With the solution according to the invention, disadvantageous effects of mechanical or electronic malfunctions can be avoided in an advantageous manner. If, for example, a leak has occurred on the 2/2-way valve 1 or the spring 16 has broken or if the control part 2 has jammed in the sleeve 12 , the nozzle needle 8 is pressurized at its seat with the same pressure as on the other side , where the same pressure gradually builds up via the throttle element 10 , the bore 11 and the spring chamber 7 . The time span in which the gradual build-up of the pressure equilibrium takes place is determined by the throttle cross section on the throttle element 10 . The period of time that the pressure compensation takes place at maximum system pressure at the nozzle needle 8 determines the maximum injection quantity. The maximum injection quantity, which exceeds the nominal injection quantity, can be determined by specifying the throttle cross section on the throttle element 10 such that when the maximum injection quantity is injected into the combustion chamber of the internal combustion engine, this does not suffer any damage.

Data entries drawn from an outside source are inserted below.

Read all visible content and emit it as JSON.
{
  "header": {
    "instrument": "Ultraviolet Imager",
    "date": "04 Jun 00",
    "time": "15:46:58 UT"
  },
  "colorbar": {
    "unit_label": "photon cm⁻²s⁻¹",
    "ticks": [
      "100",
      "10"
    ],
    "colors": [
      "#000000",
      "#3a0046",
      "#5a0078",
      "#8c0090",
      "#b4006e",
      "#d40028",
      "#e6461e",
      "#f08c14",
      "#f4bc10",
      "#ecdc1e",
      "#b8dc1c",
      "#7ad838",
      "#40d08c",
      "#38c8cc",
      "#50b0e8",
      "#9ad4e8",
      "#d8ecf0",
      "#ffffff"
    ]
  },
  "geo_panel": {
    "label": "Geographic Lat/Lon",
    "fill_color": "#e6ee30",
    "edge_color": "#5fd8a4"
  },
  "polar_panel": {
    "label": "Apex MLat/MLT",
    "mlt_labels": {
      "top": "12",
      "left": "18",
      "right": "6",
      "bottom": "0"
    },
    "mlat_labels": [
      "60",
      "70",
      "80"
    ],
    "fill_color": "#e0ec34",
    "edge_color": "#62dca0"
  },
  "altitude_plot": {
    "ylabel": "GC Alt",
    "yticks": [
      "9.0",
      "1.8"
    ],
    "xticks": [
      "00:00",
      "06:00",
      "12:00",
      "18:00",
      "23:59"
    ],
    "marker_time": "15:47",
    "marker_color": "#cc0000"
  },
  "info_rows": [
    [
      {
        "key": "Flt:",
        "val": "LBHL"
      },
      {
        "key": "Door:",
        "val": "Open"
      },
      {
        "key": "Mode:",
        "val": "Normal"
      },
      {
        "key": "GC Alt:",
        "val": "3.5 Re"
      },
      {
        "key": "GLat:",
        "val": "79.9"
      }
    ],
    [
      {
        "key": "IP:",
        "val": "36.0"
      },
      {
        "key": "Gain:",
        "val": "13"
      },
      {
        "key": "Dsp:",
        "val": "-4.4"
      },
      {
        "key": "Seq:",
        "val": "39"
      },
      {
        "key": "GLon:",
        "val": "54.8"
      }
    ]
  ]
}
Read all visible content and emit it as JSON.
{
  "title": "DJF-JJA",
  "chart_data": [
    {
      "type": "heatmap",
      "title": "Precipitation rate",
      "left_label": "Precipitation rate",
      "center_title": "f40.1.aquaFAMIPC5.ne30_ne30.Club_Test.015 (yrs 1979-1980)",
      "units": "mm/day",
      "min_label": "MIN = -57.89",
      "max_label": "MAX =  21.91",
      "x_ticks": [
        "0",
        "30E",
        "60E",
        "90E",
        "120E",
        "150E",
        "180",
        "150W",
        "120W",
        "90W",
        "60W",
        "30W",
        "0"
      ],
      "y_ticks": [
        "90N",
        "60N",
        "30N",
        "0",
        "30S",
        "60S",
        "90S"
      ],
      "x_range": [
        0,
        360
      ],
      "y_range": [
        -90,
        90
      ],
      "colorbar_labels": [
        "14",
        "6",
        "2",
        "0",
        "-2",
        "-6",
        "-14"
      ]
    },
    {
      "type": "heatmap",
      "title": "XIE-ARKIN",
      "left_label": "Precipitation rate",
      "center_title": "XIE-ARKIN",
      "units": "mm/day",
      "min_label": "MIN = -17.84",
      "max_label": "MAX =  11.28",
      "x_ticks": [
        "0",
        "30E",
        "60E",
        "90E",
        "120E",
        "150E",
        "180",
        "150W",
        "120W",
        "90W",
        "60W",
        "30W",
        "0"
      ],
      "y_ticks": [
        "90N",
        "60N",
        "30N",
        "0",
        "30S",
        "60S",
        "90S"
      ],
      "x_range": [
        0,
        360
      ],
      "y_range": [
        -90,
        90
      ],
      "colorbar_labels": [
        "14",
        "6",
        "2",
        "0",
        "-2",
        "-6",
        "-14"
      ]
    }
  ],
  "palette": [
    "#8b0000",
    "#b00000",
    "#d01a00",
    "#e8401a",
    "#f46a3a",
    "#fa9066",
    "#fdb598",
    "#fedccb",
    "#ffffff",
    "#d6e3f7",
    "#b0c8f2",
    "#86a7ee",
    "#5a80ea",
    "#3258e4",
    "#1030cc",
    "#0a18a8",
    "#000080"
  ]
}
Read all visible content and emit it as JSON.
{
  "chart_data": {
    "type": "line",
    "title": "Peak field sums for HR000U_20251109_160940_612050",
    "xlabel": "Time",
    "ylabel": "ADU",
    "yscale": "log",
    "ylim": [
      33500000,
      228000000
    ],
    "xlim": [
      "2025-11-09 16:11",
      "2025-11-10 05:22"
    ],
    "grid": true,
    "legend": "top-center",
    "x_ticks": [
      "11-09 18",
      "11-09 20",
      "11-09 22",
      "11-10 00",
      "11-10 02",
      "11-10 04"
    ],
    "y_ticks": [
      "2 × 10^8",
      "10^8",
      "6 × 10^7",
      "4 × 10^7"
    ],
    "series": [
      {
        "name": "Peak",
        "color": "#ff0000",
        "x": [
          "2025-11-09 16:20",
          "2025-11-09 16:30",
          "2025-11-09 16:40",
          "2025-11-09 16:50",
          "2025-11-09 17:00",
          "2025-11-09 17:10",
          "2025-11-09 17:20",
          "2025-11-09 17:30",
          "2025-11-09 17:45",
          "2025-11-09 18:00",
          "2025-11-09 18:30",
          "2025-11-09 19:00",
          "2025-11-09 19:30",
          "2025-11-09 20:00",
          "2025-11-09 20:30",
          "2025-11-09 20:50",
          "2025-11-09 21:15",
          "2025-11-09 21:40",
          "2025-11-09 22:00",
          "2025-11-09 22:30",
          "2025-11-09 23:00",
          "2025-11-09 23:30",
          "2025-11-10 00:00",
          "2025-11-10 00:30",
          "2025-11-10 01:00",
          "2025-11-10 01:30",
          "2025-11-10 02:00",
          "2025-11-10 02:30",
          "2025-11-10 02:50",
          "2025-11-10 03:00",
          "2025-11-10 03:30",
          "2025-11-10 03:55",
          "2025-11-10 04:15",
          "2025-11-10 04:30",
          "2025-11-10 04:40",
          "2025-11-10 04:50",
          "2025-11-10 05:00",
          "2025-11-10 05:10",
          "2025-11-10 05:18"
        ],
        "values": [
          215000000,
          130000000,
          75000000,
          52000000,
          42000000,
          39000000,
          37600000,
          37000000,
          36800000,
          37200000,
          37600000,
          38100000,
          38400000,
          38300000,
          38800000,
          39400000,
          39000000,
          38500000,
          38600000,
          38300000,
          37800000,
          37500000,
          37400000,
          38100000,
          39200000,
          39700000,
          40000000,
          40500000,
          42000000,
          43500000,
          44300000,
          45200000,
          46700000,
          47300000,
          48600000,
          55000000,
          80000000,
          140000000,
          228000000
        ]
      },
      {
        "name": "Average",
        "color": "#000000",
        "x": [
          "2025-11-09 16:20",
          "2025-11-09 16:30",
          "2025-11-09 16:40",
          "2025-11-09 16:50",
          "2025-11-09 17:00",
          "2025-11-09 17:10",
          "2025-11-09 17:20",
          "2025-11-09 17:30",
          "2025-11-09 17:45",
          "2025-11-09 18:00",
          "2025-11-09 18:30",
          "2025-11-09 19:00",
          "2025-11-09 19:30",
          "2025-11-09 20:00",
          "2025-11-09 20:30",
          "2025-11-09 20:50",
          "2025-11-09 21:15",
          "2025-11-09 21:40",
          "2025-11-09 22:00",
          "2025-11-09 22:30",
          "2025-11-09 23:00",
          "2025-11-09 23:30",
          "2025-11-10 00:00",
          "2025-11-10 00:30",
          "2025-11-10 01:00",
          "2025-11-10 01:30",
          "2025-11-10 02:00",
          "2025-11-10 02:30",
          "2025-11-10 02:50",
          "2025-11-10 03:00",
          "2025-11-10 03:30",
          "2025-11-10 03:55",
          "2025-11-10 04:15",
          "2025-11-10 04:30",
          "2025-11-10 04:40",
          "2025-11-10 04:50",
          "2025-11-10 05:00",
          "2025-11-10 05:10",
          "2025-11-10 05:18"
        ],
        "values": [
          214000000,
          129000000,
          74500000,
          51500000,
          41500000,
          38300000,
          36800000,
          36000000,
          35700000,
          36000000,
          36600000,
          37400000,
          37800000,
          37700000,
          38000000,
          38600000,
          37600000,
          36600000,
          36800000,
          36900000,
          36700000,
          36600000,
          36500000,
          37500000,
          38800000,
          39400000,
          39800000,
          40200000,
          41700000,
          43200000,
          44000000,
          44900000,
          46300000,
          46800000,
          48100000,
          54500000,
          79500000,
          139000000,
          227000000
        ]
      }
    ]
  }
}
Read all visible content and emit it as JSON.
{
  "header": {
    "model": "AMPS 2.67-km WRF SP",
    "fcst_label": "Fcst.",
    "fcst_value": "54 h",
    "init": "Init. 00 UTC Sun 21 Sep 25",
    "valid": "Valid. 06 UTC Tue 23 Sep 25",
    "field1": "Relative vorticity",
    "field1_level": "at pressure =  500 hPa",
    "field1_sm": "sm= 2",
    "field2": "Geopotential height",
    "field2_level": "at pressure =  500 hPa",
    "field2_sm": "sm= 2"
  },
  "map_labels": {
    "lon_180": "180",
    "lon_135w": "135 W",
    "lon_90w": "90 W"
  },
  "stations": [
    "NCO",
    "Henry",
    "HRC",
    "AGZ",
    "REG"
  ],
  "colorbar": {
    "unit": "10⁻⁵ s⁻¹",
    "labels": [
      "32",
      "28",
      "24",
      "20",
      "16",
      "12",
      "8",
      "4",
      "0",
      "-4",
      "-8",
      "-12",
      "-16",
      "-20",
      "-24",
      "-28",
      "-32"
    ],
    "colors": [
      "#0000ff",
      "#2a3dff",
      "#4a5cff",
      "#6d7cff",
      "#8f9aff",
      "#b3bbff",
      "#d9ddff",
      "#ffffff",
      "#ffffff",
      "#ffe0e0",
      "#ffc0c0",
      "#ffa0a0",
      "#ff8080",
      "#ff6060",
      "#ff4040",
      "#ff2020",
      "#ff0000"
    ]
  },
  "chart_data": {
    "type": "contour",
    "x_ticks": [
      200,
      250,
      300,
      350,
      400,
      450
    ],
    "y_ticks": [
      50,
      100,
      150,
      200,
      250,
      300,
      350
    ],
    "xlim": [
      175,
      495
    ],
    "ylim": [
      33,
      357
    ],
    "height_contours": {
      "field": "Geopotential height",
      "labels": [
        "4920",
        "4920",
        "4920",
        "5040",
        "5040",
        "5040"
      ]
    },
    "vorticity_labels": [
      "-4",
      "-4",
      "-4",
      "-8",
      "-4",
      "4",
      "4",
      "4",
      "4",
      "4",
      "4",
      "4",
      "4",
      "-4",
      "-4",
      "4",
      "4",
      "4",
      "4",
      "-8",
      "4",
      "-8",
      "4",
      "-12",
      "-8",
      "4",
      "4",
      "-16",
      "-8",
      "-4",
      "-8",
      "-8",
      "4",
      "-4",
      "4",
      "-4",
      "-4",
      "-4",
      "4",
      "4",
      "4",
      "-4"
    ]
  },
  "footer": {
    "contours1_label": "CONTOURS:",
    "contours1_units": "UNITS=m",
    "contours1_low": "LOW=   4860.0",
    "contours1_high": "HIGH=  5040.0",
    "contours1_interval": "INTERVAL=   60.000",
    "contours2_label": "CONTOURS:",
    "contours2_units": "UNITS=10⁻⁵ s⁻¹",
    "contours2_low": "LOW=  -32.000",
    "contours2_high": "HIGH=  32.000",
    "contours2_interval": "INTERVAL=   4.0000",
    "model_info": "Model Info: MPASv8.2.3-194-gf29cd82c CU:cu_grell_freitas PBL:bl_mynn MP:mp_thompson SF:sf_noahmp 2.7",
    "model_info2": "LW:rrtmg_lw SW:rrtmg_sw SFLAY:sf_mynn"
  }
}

If an electronic malfunction occurs in the form of an excessively long control signal on the solenoid valve 1 , this functional error can be compensated for by the mechanical dimensioning of the cross-sectional area of the throttle element 10 , since the maximum injection quantity is predetermined mechanically.

Reference list

1

2/2-way solenoid valve

2nd

3/2-way control valve

3rd

Valve seat (stop)

4th

Discharge line

5

Control edge

6

Control edge

7

Spring chamber

8th

Nozzle needle

9

Nozzle feed

9

' Channel

10th

Throttle element

11

drilling

12th

Sleeve

13

Injector

14

another throttle element

15

Valve seat

16

feather

17th

attack

18th

Fuel supply line

19th

Tax level

20th

drilling

21

Injector housing

22

Tax chamber

23

Relaxation hole

24th

feather

25th

drilling

26

Slices

Claims (9)

1. Fuel injection device for an internal combustion engine, with a common high-pressure plenum, which can be filled via a high-pressure pump, and which is connected to the injection valves, which contain a control valve ( 2 ) designed as a 3/2-way valve, which control surfaces ( 5 , 6 , 19 ) contains, which connect a high-pressure supply line ( 18 ) to the injection line ( 9 , 9 ') or a relief line ( 4 ), the control part ( 2 ) being activated by a controlled drain line ( 23 ), characterized in that the control part ( 2 ) contains a throttle element ( 10 ) which is connected to a cavity ( 7 ) via a bore ( 11 ). 2. Fuel injection device according to claim 1, characterized in that the bore ( 11 ) via the throttle element ( 10 ) is connected to the nozzle inlet ( 9 ). 3. Fuel injection device according to claim 1, characterized in that a further throttle element ( 14 ) is contained in the relief line ( 4 ), which avoids cavitation when the injection nozzle ( 13 ) is relieved of pressure. 4. Fuel injection device according to claim 1, characterized in that by closing the relief line ( 4 ) through the control edges ( 5 , 6 ) of the control part ( 2 ), the closing pressure acting on this is increased. 5. Fuel injection device according to claim 1, characterized in that the cavity ( 7 ) is completely relieved of pressure by the dimensioning of the cross section of the throttle element ( 10 ). 6. Fuel injection device according to claim 1, characterized in that depending on the speed of the internal combustion engine by the dimensioning of the cross section of the throttle element ( 10 ) an opening pressure of the injection nozzle ( 13 ) increasing residual pressure in the cavity ( 7 ) is adjustable. 7. Fuel injection device according to claim 1, characterized in that the throttle element ( 10 ) of the cavity ( 7 ) can be vented at the first start of the internal combustion engine. 8. Fuel injection device according to claim 1, characterized in that a pressure equalization between the nozzle needle ( 8 ) and the cavity ( 7 ) is set by the throttle element ( 10 ) on the control part ( 2 ) in the event of malfunctions of the control part ( 2 ). 9. Fuel injection device according to claim 8, characterized in that the cross-section of the throttle element ( 10 ) at the pending maximum system pressure, the time difference of the pressure equalization at the nozzle needle ( 8 ) can be predetermined and thus the maximum injection quantity is limited.